Searching for Hamentashen on Avenue J and Beyond
View Bakeries for Hamentaschen in a larger map
This year we try Brooklyn for our annual hamentashen search. It's not that there aren't great hamentashen in Queens—there are, and you can read about them here. They're all still there and still good, so it only seemed right to explore another borough.
Avenue J in Midwood has a good amount of kosher bakeries, and this time of year, the week leading up to Purim, those bakeries are filled with mishloach manot gift baskets and hamentashen. Poppy and apricot are my personal favorite, so when available, that's what I ordered at each stop. I didn't find a bad hamentashen in the bunch, but there were a few standouts. Here are the goods, from acceptable to outstanding.
Porges Canadian-Style Bakery
Not the prettiest batch of hamentashen, and not quite the tastiest either ($8.50/pound; $1.70 for two). The poppy seed filling was crunchy, just the seeds with a touch of honey or sugar to bind them all together. Pure poppy, which is nice, but the cookie was a little too hard, although nicely sweet with a crunch. The apricot filling, however, was lacking. There was so little of it, and it was cooked so much, that it turned into fruit leather. Mostly cookie, not much flavor. Not the best, but I never say no to a hamentash.
1441 Coney Island Avenue (at Avenue K), Midwood, Brooklyn (map)
Meir's Hemishe Bakery
There were no apricots here, so I got poppy and prune ($6.99/pound; $1.70 for two). The poppy filling was chewy with a hint of citrus. The prune was chewy as well. The cookie was slightly dry and harder than most, and not too sweet.
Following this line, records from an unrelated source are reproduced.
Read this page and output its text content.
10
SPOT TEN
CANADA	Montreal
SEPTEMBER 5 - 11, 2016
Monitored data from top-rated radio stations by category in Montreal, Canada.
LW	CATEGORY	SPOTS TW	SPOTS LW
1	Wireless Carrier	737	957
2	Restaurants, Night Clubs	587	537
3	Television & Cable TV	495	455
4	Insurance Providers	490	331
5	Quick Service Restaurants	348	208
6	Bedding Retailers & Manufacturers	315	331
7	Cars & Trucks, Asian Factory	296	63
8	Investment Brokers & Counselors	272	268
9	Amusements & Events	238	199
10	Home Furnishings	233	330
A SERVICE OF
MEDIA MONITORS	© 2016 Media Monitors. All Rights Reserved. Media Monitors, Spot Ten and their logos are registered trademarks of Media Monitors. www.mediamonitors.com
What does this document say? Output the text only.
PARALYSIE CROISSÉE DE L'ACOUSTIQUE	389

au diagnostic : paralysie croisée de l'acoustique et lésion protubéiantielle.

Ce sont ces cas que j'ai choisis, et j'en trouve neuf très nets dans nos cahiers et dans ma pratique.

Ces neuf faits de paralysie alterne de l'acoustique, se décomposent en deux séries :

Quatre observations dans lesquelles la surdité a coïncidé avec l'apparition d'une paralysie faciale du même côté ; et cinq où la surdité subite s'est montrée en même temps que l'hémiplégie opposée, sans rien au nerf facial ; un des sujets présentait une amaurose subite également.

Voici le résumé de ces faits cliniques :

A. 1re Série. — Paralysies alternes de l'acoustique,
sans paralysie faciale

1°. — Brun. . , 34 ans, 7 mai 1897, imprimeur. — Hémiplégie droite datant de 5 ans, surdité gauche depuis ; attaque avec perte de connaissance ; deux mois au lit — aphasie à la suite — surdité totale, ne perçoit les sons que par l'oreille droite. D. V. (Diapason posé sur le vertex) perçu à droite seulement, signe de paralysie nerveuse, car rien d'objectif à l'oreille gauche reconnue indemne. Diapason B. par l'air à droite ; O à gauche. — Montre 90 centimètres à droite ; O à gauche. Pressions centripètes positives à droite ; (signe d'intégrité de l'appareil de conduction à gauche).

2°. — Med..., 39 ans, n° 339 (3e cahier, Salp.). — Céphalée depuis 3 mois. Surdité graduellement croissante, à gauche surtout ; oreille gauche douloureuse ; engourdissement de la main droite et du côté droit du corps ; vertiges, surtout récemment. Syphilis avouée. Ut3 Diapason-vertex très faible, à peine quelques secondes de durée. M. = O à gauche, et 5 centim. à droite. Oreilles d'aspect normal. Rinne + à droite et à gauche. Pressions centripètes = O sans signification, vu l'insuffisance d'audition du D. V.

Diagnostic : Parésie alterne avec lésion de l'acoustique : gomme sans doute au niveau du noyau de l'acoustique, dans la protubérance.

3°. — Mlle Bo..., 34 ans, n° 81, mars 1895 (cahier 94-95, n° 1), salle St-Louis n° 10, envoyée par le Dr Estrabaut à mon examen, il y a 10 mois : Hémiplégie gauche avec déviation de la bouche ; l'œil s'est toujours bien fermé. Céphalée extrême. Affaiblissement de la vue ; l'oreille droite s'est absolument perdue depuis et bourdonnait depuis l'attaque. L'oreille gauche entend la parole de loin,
Again, acceptable but not a favorite.
1321 Ave J, Midwood, Brooklyn (map)
I had to stop at this super-kosher supermarket to stock up on some of my favorite Israeli snacks, and found that they sold hamentashen, made in-store, at their bakery ($5.49 for a nine ounce box). I bought a nine ounce container of poppy hamentashen. I wasn't expecting much, but to my surprise, they were delicious. The cookie tasted almost buttery, like shortbread. I say almost, since they are pareve, not dairy, so no butter was used. But still, a good flavor, nice crumbly texture, and the thin cookie encased a large amount of soft, simple poppy filling. They tasted clean and sweet, and the small size made it easy to eat a few of them at a time.
When I first bit into the large poppy hamentash from Ostrovitsky's ($1.50 each), I thought it was nothing special, just a big cookie with not much filling. But as I kept eating, it began to grow on me. The cookie was thick and sweet, with a good crumbly crunch. The mound of poppy seeds were crisp on top but soft on the interior, and just barely bound together. The apricot offering was tasty as well, but the proportions were a little off. Too much of the thick cookie and not quite enough of the floral fruit filling. Otherwise, a good representation of quality hamentashen.
1124 Avenue J, Midwood, Brooklyn (map)
Isaac's Bake Shop
The best of the bunch ($1.50 each). The large cookie is crumbly, but soft and sweet, housing an incredibly moist pile of poppy seeds, very clean tasting and classic. The apricot was just as good, lots of pure, sweet apricot jam, just the right amount for the cookie. Now it feels like Purim!
1419 Ave J, Midwood, Brooklyn (map)
Next year I'll try Borough Park in Brooklyn, or re-visit some Queens classics. Where do you get your favorite hamentashen?